Don’t get me wrong I know the role money plays in our lives, as I have very little of it. Yet the shouting was affecting how I thought of myself, it drowned the whisper of truth that I only recently was able to hear. The whisper offered a rational evaluation of what I am, and how what I am dictates what I will be successful at. A success that will result in a decent income but that will not be dictated by income. A success that will be achieved because it is my purpose to achieve; the whisper asserts that it is natural for me to be successful at what I am intended to do.

I am neither advocating complete submission to fate, nor total rejection of existentialism (in short, that we are in total control of who we are), rather the realization that just as athletes are athletic, and that writers can write, I too must look for what I have a natural affinity for. Thus an athlete can go professional or become a banker, or a writer can write books or they can jump at an opportunity to make money in mortgages. Yes I can listen to the irrational shouts of society or I can discern the whisper of the self pointing to my place in nature.

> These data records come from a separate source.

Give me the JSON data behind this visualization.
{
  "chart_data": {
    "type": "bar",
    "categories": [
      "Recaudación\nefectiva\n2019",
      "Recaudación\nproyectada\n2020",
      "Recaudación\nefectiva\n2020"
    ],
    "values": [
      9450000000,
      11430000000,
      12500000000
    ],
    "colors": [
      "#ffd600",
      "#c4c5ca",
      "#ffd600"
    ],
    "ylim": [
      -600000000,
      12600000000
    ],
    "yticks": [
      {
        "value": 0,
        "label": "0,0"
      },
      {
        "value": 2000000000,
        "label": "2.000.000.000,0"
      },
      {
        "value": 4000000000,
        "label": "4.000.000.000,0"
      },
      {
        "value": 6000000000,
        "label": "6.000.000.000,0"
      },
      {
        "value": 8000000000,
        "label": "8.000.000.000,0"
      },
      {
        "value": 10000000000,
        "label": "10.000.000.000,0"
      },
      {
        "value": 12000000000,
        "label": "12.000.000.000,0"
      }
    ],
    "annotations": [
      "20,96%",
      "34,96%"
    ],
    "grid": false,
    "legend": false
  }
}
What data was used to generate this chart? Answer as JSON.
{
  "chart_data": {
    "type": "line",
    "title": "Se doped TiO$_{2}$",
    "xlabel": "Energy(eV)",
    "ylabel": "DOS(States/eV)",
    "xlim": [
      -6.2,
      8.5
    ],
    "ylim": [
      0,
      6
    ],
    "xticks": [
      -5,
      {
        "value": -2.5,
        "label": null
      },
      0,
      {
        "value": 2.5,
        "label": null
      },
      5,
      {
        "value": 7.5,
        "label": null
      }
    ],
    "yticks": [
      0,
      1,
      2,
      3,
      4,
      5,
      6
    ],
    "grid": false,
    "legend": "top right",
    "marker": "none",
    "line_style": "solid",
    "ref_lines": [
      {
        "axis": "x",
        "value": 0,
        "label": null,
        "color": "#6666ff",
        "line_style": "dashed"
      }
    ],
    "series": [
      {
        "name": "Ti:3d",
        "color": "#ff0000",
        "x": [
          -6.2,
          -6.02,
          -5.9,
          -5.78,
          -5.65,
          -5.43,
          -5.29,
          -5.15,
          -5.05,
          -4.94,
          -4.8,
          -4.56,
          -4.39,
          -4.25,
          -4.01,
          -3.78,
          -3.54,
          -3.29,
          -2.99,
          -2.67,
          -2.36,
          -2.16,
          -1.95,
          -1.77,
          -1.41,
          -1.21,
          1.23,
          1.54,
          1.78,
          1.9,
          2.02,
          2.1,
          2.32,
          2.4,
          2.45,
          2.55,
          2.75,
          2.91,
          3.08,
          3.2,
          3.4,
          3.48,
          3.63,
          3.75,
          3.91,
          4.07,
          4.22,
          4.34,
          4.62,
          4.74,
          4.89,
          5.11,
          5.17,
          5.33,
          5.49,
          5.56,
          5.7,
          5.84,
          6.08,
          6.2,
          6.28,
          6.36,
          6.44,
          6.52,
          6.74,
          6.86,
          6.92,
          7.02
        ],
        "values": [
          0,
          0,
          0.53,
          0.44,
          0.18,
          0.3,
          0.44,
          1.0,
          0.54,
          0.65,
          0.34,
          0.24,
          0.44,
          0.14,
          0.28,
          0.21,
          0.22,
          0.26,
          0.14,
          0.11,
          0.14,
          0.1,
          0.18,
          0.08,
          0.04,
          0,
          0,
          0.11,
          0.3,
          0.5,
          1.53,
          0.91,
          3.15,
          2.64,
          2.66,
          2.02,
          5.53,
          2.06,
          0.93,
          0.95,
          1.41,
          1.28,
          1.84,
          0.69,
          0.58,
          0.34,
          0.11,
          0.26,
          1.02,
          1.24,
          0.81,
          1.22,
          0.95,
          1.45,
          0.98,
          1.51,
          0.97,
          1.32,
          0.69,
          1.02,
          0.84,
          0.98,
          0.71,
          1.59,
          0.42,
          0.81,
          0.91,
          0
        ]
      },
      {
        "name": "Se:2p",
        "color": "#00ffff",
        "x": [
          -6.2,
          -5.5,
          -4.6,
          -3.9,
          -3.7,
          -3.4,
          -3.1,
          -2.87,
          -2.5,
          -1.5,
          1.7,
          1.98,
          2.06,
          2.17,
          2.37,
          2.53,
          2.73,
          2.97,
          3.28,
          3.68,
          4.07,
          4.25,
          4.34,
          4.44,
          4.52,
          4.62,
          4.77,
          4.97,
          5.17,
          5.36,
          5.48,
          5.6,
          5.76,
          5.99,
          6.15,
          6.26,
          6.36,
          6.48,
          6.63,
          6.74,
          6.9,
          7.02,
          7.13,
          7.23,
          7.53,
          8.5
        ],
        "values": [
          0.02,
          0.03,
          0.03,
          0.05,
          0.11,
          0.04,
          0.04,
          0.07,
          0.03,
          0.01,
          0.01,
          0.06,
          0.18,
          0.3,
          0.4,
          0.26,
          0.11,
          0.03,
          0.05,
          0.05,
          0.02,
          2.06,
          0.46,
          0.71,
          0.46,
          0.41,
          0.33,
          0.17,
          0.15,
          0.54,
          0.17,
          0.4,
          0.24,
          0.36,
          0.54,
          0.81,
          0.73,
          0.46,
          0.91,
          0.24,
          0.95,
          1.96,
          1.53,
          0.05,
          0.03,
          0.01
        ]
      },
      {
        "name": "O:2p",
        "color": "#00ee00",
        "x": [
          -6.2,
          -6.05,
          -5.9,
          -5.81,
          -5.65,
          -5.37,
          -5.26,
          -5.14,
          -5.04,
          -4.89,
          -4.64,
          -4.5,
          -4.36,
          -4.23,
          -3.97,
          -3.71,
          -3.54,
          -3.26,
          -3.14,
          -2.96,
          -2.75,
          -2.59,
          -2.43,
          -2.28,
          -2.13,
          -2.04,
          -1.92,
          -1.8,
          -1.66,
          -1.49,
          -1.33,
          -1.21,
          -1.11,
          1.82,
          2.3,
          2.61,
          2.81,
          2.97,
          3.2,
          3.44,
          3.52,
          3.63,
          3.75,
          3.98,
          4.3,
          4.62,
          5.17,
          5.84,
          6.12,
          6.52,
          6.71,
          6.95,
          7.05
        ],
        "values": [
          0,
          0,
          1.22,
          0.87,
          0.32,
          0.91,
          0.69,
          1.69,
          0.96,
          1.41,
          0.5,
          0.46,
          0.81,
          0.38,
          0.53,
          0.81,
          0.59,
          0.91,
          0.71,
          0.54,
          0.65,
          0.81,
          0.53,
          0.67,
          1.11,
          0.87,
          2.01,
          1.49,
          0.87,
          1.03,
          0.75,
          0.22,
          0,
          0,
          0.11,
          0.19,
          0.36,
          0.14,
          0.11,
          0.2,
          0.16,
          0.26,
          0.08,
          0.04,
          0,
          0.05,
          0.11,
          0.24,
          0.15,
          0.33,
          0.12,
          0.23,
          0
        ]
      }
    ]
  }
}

I heard my whisper as I direct result of the recent downturn in the economy. The downturn forced me to search for the whisper, the mission, the role, and I believe that I have started to hear its faint but unyielding argument. It is telling me to pursue law , but not because it will make me rich- in this economy it will not- but because it is what I have the natural capability to do it. Not only because it offers a measure of respect (respect diminished by the proverbial ambulance chaser), but also because It is my role in nature, and I can only be successful AND happy if I do what I am supposed to do.

I wonder if this downturn has forced others to disregard the irrational shouts. True there are still those elite groups of rich people, and those that continue to become rich, yet that may be their role or it may be that they are disregarding their role. It is irrelevant to me, what matters are the rational whispers in myself.